I knew I wanted to wait until I had most of my series done before pursuing publication. I didn't want to get stuck with a publishing contract for a series that I hadn't fully thought out. So I wrote the majority of book 3, and planned out book 4. It wasn't until last year (~2018) that I dug my heels in and got myself an editor for book 1.


Unfortunately, he wasn't the best fit for me. He made my sentences beautiful, and cleaned up the rough edges, but he kinda just said he loved it - and while that was exciting feedback at the time, it didn't help me improve my story content. (Aspiring authors, do your research!).


The one helpful thing he told me was "go to a writer's conference". So I did.


The Southern California Writers' Conference in Irvine changed my life. I went there thinking I was a great writer, and I left acknowledging the fact that yes, I would need to rewrite my ENTIRE book. But I attacked the challenge with a new fervor. The conference gave me the tools I needed to succeed, the do's & don't's of the industry, and the encouraging message of "suck less" - and that's exactly what I was going to do.


The full manuscript revision took me four months. When it was done, the book was ~25,000 words longer, and I was ready to sink my teeth in and get myself a literary agent. So I started the daunting task of querying. (That's when you pitch your book to an agent in the hopes of getting a contract).


I was dead-set on traditional publishing. I didn't want to self-publish. I'd researched into it, and decided it wasn't for me.


Rejection.
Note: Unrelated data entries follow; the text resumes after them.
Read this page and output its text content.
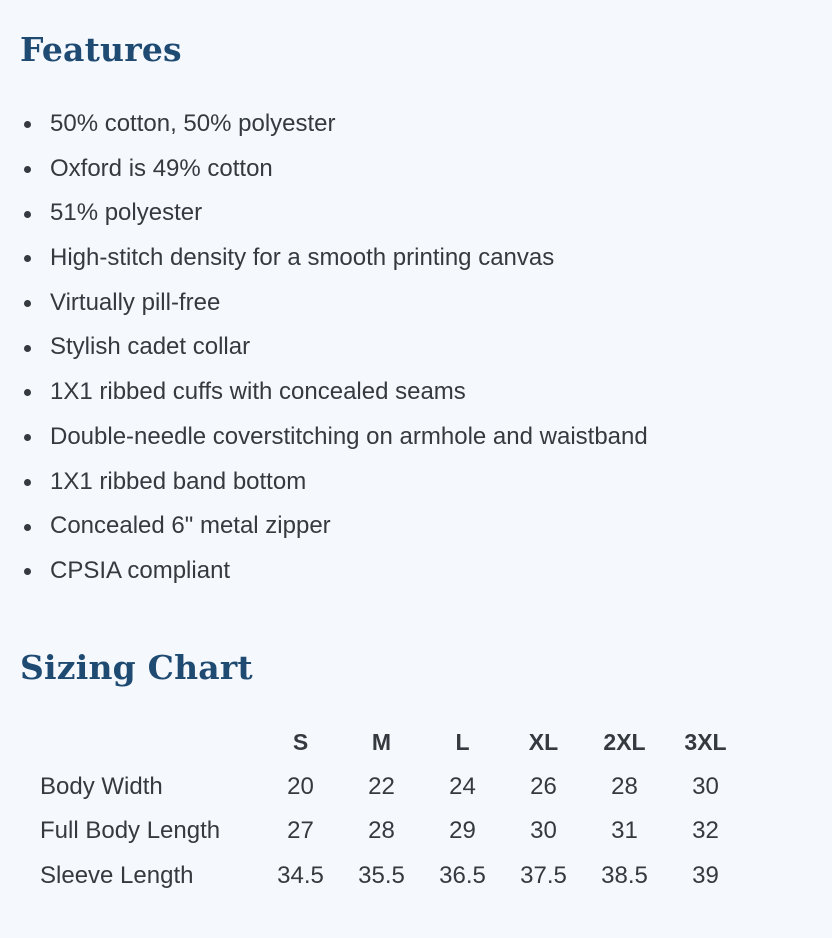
Features
50% cotton, 50% polyester
Oxford is 49% cotton
51% polyester
High-stitch density for a smooth printing canvas
Virtually pill-free
Stylish cadet collar
1X1 ribbed cuffs with concealed seams
Double-needle coverstitching on armhole and waistband
1X1 ribbed band bottom
Concealed 6" metal zipper
CPSIA compliant
Sizing Chart
	S	M	L	XL	2XL	3XL
Body Width	20	22	24	26	28	30
Full Body Length	27	28	29	30	31	32
Sleeve Length	34.5	35.5	36.5	37.5	38.5	39
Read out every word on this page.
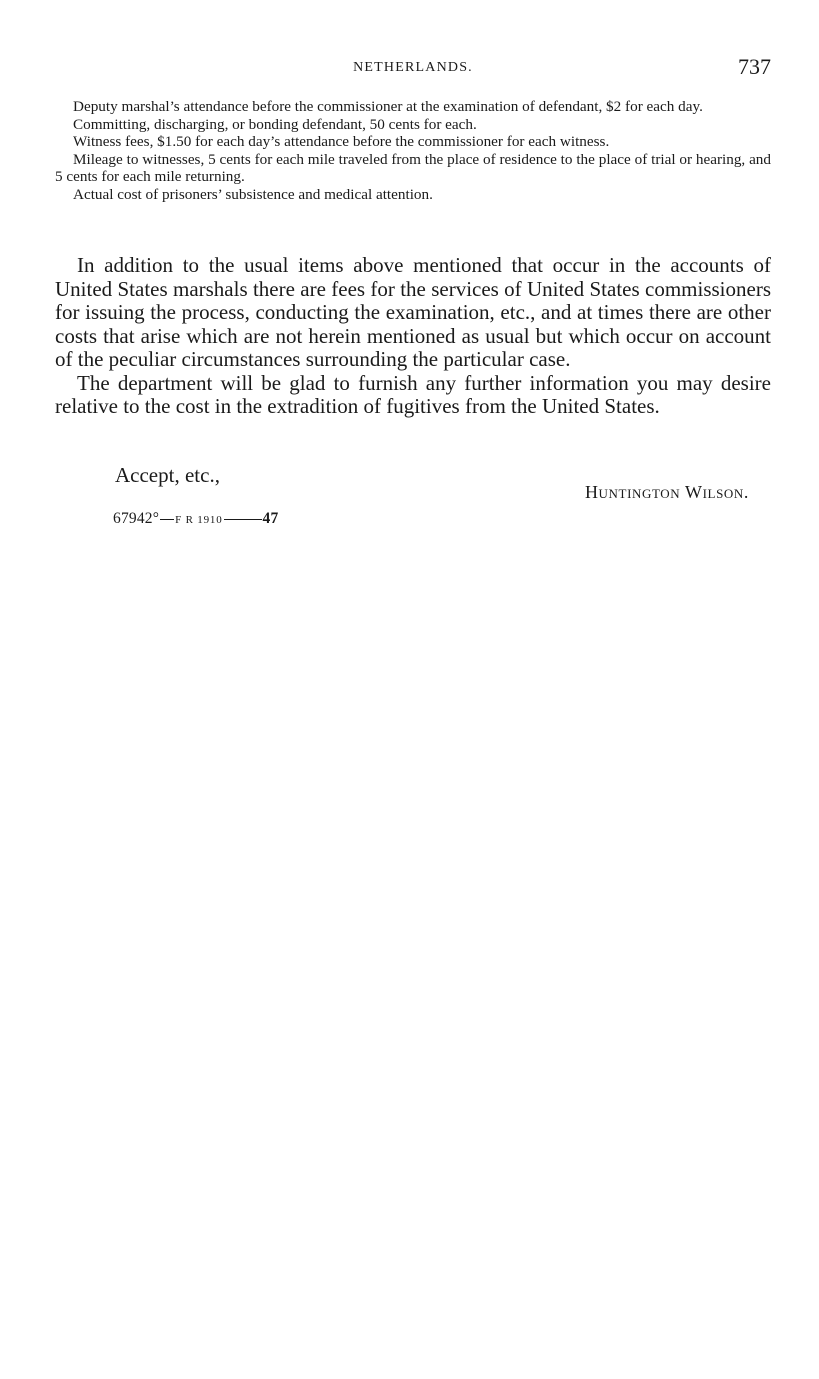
NETHERLANDS.	737

Deputy marshal’s attendance before the commissioner at the examination of defendant, $2 for each day.

Committing, discharging, or bonding defendant, 50 cents for each.

Witness fees, $1.50 for each day’s attendance before the commissioner for each witness.

Mileage to witnesses, 5 cents for each mile traveled from the place of residence to the place of trial or hearing, and 5 cents for each mile returning.

Actual cost of prisoners’ subsistence and medical attention.

In addition to the usual items above mentioned that occur in the accounts of United States marshals there are fees for the services of United States commissioners for issuing the process, conducting the examination, etc., and at times there are other costs that arise which are not herein mentioned as usual but which occur on account of the peculiar circumstances surrounding the particular case.

The department will be glad to furnish any further information you may desire relative to the cost in the extradition of fugitives from the United States.

Accept, etc.,
Huntington Wilson.
67942° F R 1910	47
Rejection. Rejection.


I took about six months of it, which, in the grand scheme of things isn't terribly long. I got a few full manuscript requests from agents, but nothing turned up. So I went to The Southern California Writers' Conference again in San Diego. I learned more, I revised my query letter, and polished my first pages. But it was at this conference that I ended up in the right place at the right time. I thank God for this!


I read my first 5 pages in a Read & Critique workshop, and the right set of ears heard it. The next day, one of the co-founders of Acorn Publishing approached me, and the first words out of her mouth were: "I heard your book is the next Hunger Games. I'd love to read your first chapter."


I literally had to pull myself together, pick my jaw up off the floor, and act like a civilized human being. After the brief conversation, I ran to the women's restroom, checked the stalls for occupancy, and then FREAKED OUT.


Post-conference I was still querying agents and receiving rejections, but Acorn's invitation lingered in the back of my mind. So I sent off my first chapter, and their cordial reply read: "you've written something special... If for any reason you decide you would like to give another (publishing) option a try, we'd love to talk."


So after some thought, some more querying, and some more rejection, I decided to try my luck.


It was the FASTEST email turn around I'd ever seen! I sent them my book, and the next morning I woke up to a contract. After years of writing, revising, crying, celebrating, and reading my story to any and everyone who would listen to me, I'd finally caught my big break. I had a publishing contract, and after doing some thinking (and some careful research), I SIGNED IT.


Truly, one the best days of my life (along with getting married & graduating with a chemistry degree.)


*Cue Panic! At The Disco's "Hey Look Ma, I Made It".*


So this is it. This is the book - the one that little middle school me dreamed of publishing one day. I'm still at the start of the process, but I'm loving every second of it! AND, surprise, surprise, I'm working through yet another manuscript revision. It's the eternal plight of a writer.